While USDC is undoubtedly way better than Tether, it's nice that the upcoming New York Stock Exchange listing will require more transparency than the attestations they provide now.
"Some 96% of the reserves were held in cash and cash equivalents, while 4% were invested in U.S. Treasury bills as of June 30."
https://www.coindesk.com/paxos-reveals-assets-backing-stable...
https://www.paxos.com/a-regulated-stablecoin-means-having-a-...
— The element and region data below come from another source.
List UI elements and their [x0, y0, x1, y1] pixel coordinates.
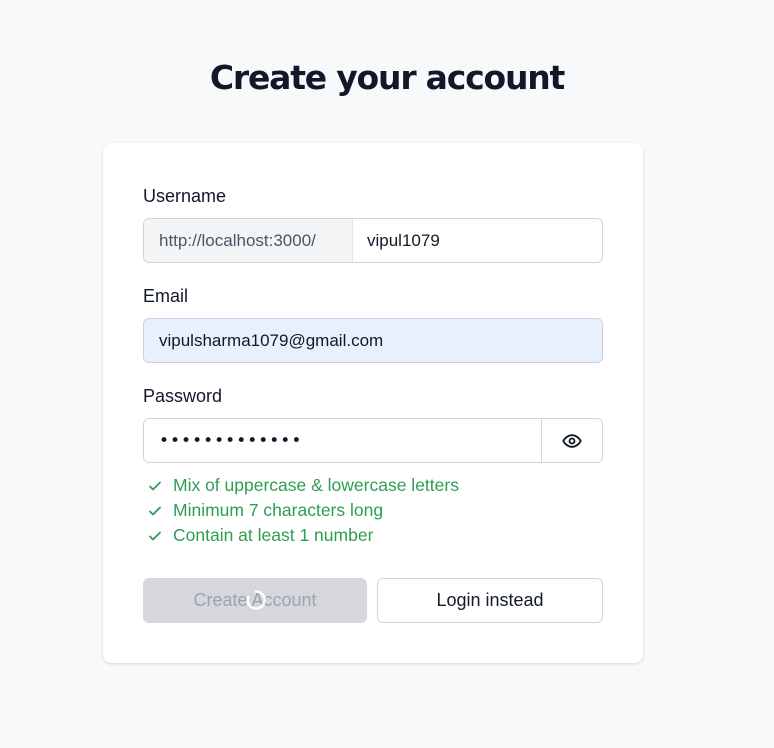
password-field-group: [143, 418, 603, 463]
check-icon: [148, 479, 162, 493]
password-rules-list: Mix of uppercase & lowercase letters Min…: [148, 473, 459, 548]
password-rule-text: Mix of uppercase & lowercase letters: [173, 475, 459, 495]
username-input[interactable]: [353, 219, 602, 262]
password-rule-item: Minimum 7 characters long: [148, 498, 459, 523]
page-title: Create your account: [209, 58, 565, 97]
password-rule-item: Contain at least 1 number: [148, 523, 459, 548]
email-label: Email: [143, 286, 189, 306]
signup-card: Username http://localhost:3000/ Email Pa…: [103, 143, 643, 663]
email-input[interactable]: [143, 318, 603, 363]
create-account-button[interactable]: Create Account: [143, 578, 367, 623]
username-url-prefix: http://localhost:3000/: [144, 219, 353, 262]
login-instead-button[interactable]: Login instead: [377, 578, 603, 623]
password-rule-text: Contain at least 1 number: [173, 525, 374, 545]
check-icon: [148, 504, 162, 518]
password-visibility-toggle[interactable]: [541, 419, 602, 462]
eye-icon: [562, 431, 582, 451]
password-rule-text: Minimum 7 characters long: [173, 500, 384, 520]
loading-spinner-icon: [245, 589, 267, 611]
password-input[interactable]: [144, 419, 541, 462]
password-label: Password: [143, 386, 223, 406]
password-rule-item: Mix of uppercase & lowercase letters: [148, 473, 459, 498]
check-icon: [148, 529, 162, 543]
username-field-group: http://localhost:3000/: [143, 218, 603, 263]
username-label: Username: [143, 186, 227, 206]
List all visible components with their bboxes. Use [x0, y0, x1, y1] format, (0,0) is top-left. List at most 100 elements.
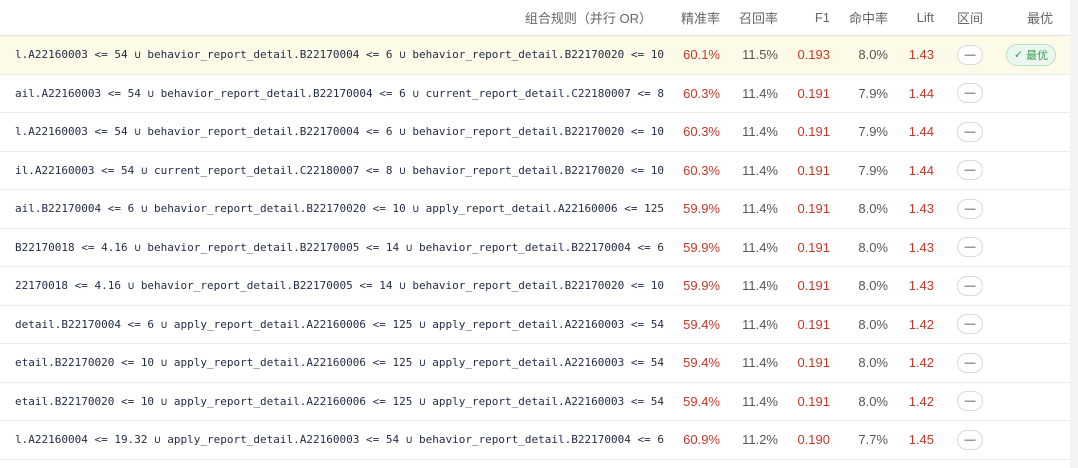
range-button[interactable]: —: [957, 391, 983, 412]
header-precision: 精准率: [680, 11, 720, 26]
table-row[interactable]: detail.B22170004 <= 6 ∪ apply_report_det…: [0, 306, 1078, 344]
table-row[interactable]: ail.A22160003 <= 54 ∪ behavior_report_de…: [0, 75, 1078, 113]
f1-cell: 0.191: [797, 316, 830, 332]
range-button[interactable]: —: [957, 83, 983, 104]
header-hit-rate: 命中率: [848, 11, 888, 26]
range-button[interactable]: —: [957, 160, 983, 181]
header-best: 最优: [1026, 11, 1053, 26]
table-row[interactable]: ail.B22170004 <= 6 ∪ behavior_report_det…: [0, 190, 1078, 229]
recall-cell: 11.4%: [742, 124, 778, 140]
best-badge: ✓ 最优: [1005, 43, 1057, 66]
best-cell: [996, 229, 1066, 267]
precision-cell: 59.9%: [683, 201, 720, 217]
rule-text: l.A22160004 <= 19.32 ∪ apply_report_deta…: [14, 433, 664, 447]
f1-cell: 0.191: [797, 162, 830, 178]
recall-cell: 11.2%: [742, 432, 778, 448]
range-cell: —: [950, 344, 990, 382]
precision-cell: 59.4%: [683, 316, 720, 332]
table-header: 组合规则（并行 OR） 精准率 召回率 F1 命中率 Lift 区间 最优: [0, 0, 1078, 36]
range-button[interactable]: —: [957, 44, 983, 65]
hit-rate-cell: 8.0%: [858, 239, 888, 255]
range-cell: —: [950, 383, 990, 421]
best-cell: [996, 190, 1066, 228]
table-body: l.A22160003 <= 54 ∪ behavior_report_deta…: [0, 36, 1078, 460]
rule-text: il.A22160003 <= 54 ∪ current_report_deta…: [14, 163, 664, 177]
lift-cell: 1.44: [908, 85, 934, 101]
table-row[interactable]: l.A22160003 <= 54 ∪ behavior_report_deta…: [0, 36, 1078, 75]
lift-cell: 1.42: [908, 393, 934, 409]
rule-text: l.A22160003 <= 54 ∪ behavior_report_deta…: [14, 48, 664, 62]
range-button[interactable]: —: [957, 237, 983, 258]
range-cell: —: [950, 421, 990, 459]
lift-cell: 1.43: [908, 278, 934, 294]
rules-table: 组合规则（并行 OR） 精准率 召回率 F1 命中率 Lift 区间 最优 l.…: [0, 0, 1078, 460]
best-cell: [996, 152, 1066, 190]
rule-cell: l.A22160003 <= 54 ∪ behavior_report_deta…: [0, 36, 664, 74]
best-cell: [996, 383, 1066, 421]
rule-text: B22170018 <= 4.16 ∪ behavior_report_deta…: [14, 240, 664, 254]
recall-cell: 11.4%: [742, 162, 778, 178]
rule-cell: etail.B22170020 <= 10 ∪ apply_report_det…: [0, 344, 664, 382]
hit-rate-cell: 8.0%: [858, 47, 888, 63]
precision-cell: 59.9%: [683, 239, 720, 255]
vertical-scrollbar[interactable]: [1070, 0, 1078, 468]
rule-cell: ail.B22170004 <= 6 ∪ behavior_report_det…: [0, 190, 664, 228]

https://cointelegraph.com/news/coinbase-removes-backed-by-us...
My real questions are (1) Did Coinbase know? (2) If they didn't, Circle presumably lied to Coinbase... so why the hell should we trust USDC any more than Tether? (3) Why is it so hard to create a stable coin where at least 90% is cash? The carry on 10% in treasuries on billions should be sufficient to cover operating costs.
[0]: https://www.bloomberg.com/news/articles/2021-08-11/coinbase-...
The story on Tether seems to be that it was fine, except that the owners also owned something else that wanted funding, and they couldn't resist funding themselves with Tether's backing funds.
FDIC only insures deposits to $250k. If you put $30B in a bank, you're placing a pretty big bet on the solvency of that bank. I'm not sure this would be a great plan.
It seems like they're receiving commercial paper from clients and redeeming it for USDC. And then likely giving the tokens to exchanges.
It now says: "Each USDC is backed by one dollar or asset with equivalent fair value, which is held in accounts with US regulated financial institutions."
The former statement was not true. Or at least is not now.